Wer kennt sie nicht, diese prachtvollen, megascharfen und brillanten HDR-Fotografien. High-Dynamic-Range-Bilder lassen sich mit Hilfe einer guten Kamera und dem passenden Bildbearbeitungsprogramm im Grunde relativ einfach erstellen. Photoshop beinhaltet seit der Version CS5 auch ein tolles Tool, welches das Zusammenfügen verschiedener Bilder mit unterschiedlicher Belichtungsdauer zu einem Kinderspiel werden lässt. Mit dem heutigen Tutorial möchte ich euch zeigen, wie ihr aus solch einer Belichtungsreihe im Nu ein HDRI (High Dynamic Range Image) zaubern könnt. Den GIMP-Usern unter euch steht im Übrigen dieses Tutorial zur Verfügung.
Grundlagen zum High Dynamic Range Image (HDRI)
Bevor ich mit euch ins Tutorial einsteige, kommen wir um einen kleinen Ausflug in die Theorie einer HDR-Aufnahme leider nicht herum: Eine Fotografie bildet immer nur einen bestimmten, eingeschränkten dynamischen Bereich ab. Deshalb müsst ihr für ein echtes HDRI mit eurer (Spiegelreflex-)Kamera zunächst einmal eine Belichtungsreihe aufnehmen, in der dann alle möglichen dynamischen Bereiche abgebildet sind. Ihr müsst also vom völlig über- bis zum total unterbelichteten Bild alles auf Chip und Speicherkarte bannen.
In Photoshop habt ihr im Anschluss die Auswahlmöglichkeit, Bilder mit 8, 16 und 32 Bit pro Kanal darzustellen. Dabei werden die Helligkeitswerte bei 8 und 16 Bit ohne Gleitkommadaten dargestellt. Sie reichen also nur von Schwarz bis zu Papierweiß, was natürlich nur einen sehr kleinen dynamischen Bereich der realen Welt abdecken kann.
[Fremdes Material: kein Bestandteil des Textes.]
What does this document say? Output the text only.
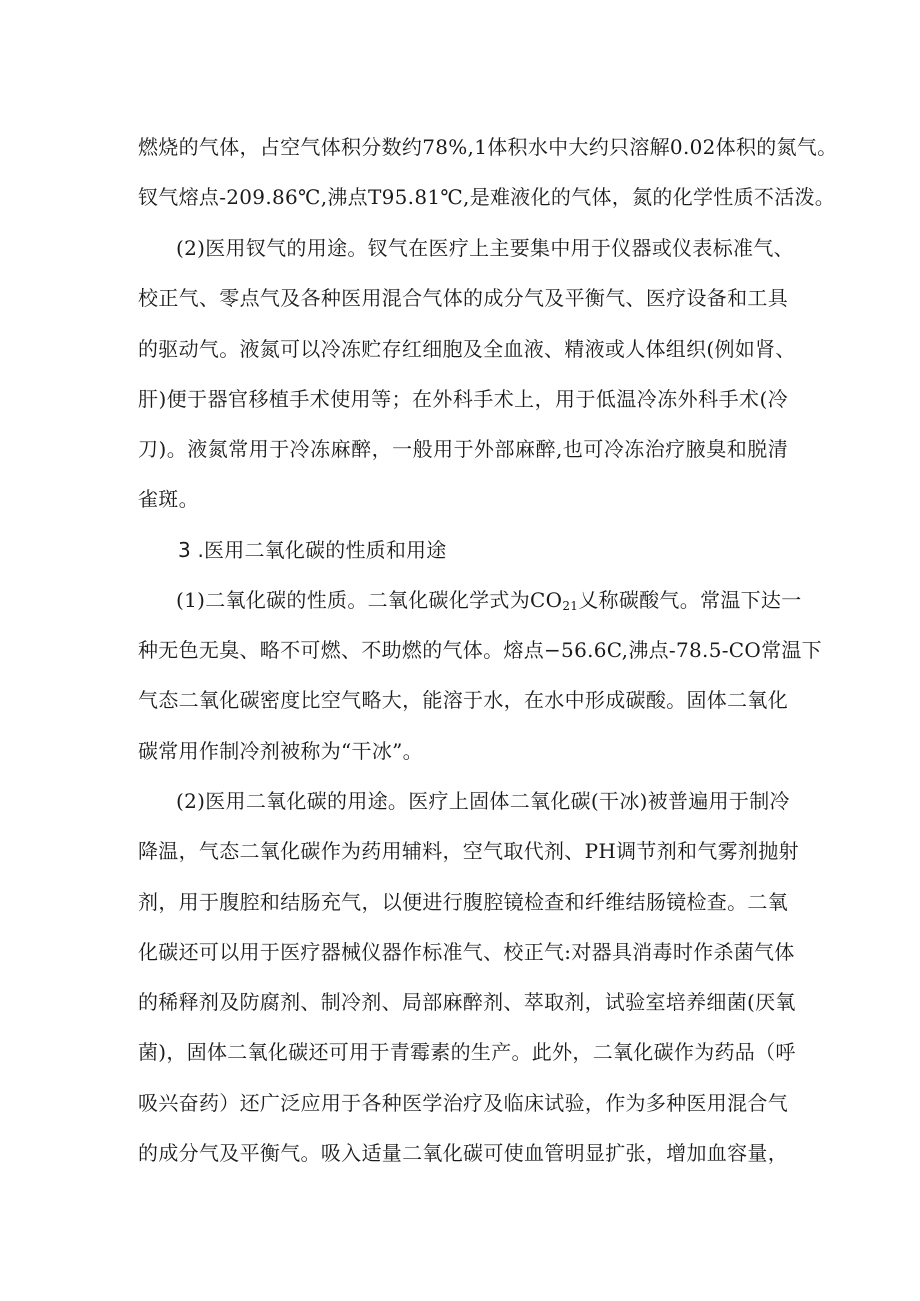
燃烧的气体，占空气体积分数约78%,1体积水中大约只溶解0.02体积的氮气。
钗气熔点-209.86℃,沸点T95.81℃,是难液化的气体，氮的化学性质不活泼。
(2)医用钗气的用途。钗气在医疗上主要集中用于仪器或仪表标准气、
校正气、零点气及各种医用混合气体的成分气及平衡气、医疗设备和工具
的驱动气。液氮可以冷冻贮存红细胞及全血液、精液或人体组织(例如肾、
肝)便于器官移植手术使用等；在外科手术上，用于低温冷冻外科手术(冷
刀)。液氮常用于冷冻麻醉，一般用于外部麻醉,也可冷冻治疗腋臭和脱清
雀斑。
3 .医用二氧化碳的性质和用途
(1)二氧化碳的性质。二氧化碳化学式为$CO_{21}$乂称碳酸气。常温下达一
种无色无臭、略不可燃、不助燃的气体。熔点−56.6C,沸点-78.5-CO常温下
气态二氧化碳密度比空气略大，能溶于水，在水中形成碳酸。固体二氧化
碳常用作制冷剂被称为“干冰”。
(2)医用二氧化碳的用途。医疗上固体二氧化碳(干冰)被普遍用于制冷
降温，气态二氧化碳作为药用辅料，空气取代剂、PH调节剂和气雾剂抛射
剂，用于腹腔和结肠充气，以便进行腹腔镜检查和纤维结肠镜检查。二氧
化碳还可以用于医疗器械仪器作标准气、校正气:对器具消毒时作杀菌气体
的稀释剂及防腐剂、制冷剂、局部麻醉剂、萃取剂，试验室培养细菌(厌氧
菌)，固体二氧化碳还可用于青霉素的生产。此外，二氧化碳作为药品（呼
吸兴奋药）还广泛应用于各种医学治疗及临床试验，作为多种医用混合气
的成分气及平衡气。吸入适量二氧化碳可使血管明显扩张，增加血容量，
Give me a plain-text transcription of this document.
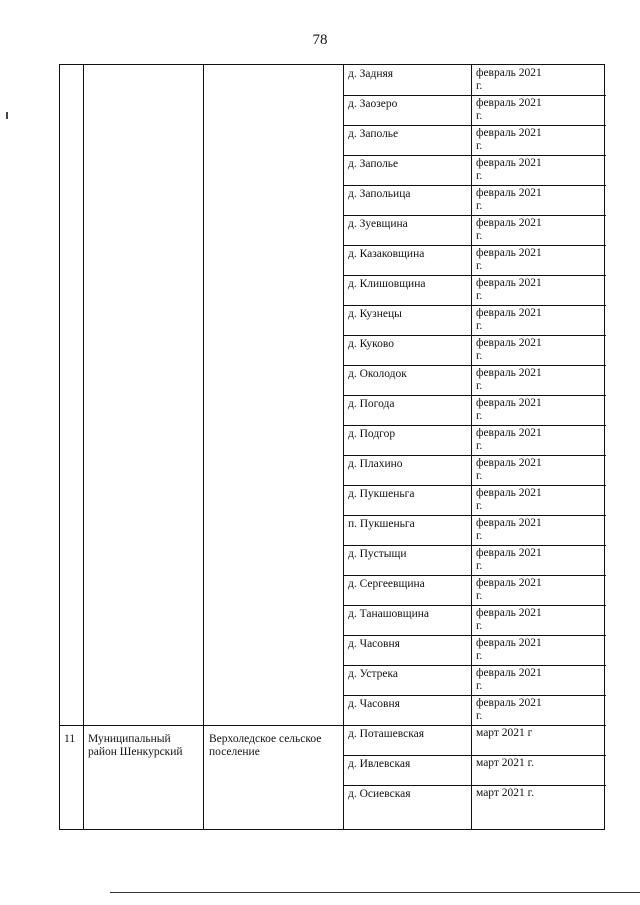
78
11 Муниципальный район Шенкурский
Верхоледское сельское поселение
д. Задняя	февраль 2021 г.
д. Заозеро	февраль 2021 г.
д. Заполье	февраль 2021 г.
д. Заполье	февраль 2021 г.
д. Запольица	февраль 2021 г.
д. Зуевщина	февраль 2021 г.
д. Казаковщина	февраль 2021 г.
д. Клишовщина	февраль 2021 г.
д. Кузнецы	февраль 2021 г.
д. Куково	февраль 2021 г.
д. Околодок	февраль 2021 г.
д. Погода	февраль 2021 г.
д. Подгор	февраль 2021 г.
д. Плахино	февраль 2021 г.
д. Пукшеньга	февраль 2021 г.
п. Пукшеньга	февраль 2021 г.
д. Пустыщи	февраль 2021 г.
д. Сергеевщина	февраль 2021 г.
д. Танашовщина	февраль 2021 г.
д. Часовня	февраль 2021 г.
д. Устрека	февраль 2021 г.
д. Часовня	февраль 2021 г.
д. Поташевская	март 2021 г
д. Ивлевская	март 2021 г.
д. Осиевская	март 2021 г.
Daher bietet Photoshop auch die Möglichkeit, die Luminanzwerte von Bildern als Gleitkommazahl mit einer Länge von 32 Bit abzuspeichern. Damit wird die gesamte Lichtmenge einer Szene selbstverständlich wesentlich besser abgebildet als mit 8 oder 16 Bit. Ein echtes HDRI umfasst also immer 32 Bit. Wer aber seine Bilder nicht unbedingt ausdrucken will, für den reicht auch die Erstellung von Bildern in 8 oder 16 Bit, wobei Letzteres natürlich wegen des größeren dynamischen Bereiches vorzuziehen ist. Da die 32-Bit-Bilder über den Anzeigebereich eines standardmäßigen 24-Bit-Monitors hinausgehen und dadurch am normalen Computer-Bildschirm oft zu dunkel oder auch ausgewaschen wirken, hält Photoshop die 32-Bit-Vorschauoptionen bereit, welche sich zwar nicht auf das Bild selbst auswirken, aber trotzdem dessen Anzeige auf dem Monitor beeinflussen. Hierzu später mehr. Zunächst möchte ich euch die Erstellung eines echten HDR-Bildes aus einer Belichtungsreihe, die mir freundlicherweise mein Kollege Robert zur Verfügung gestellt hat, zeigen.
Step 1
HDR Pro war wohl eine der beeindruckendsten Neuerungen in Photoshop CS5. Hiermit lassen sich seitdem Belichtungsreihen recht simpel zur einem HDRI zusammenfügen. Um dieses Tool aufzurufen, könnt ihr zwei verschiedene Wege gehen, die beide zum gleichen Dialog führen.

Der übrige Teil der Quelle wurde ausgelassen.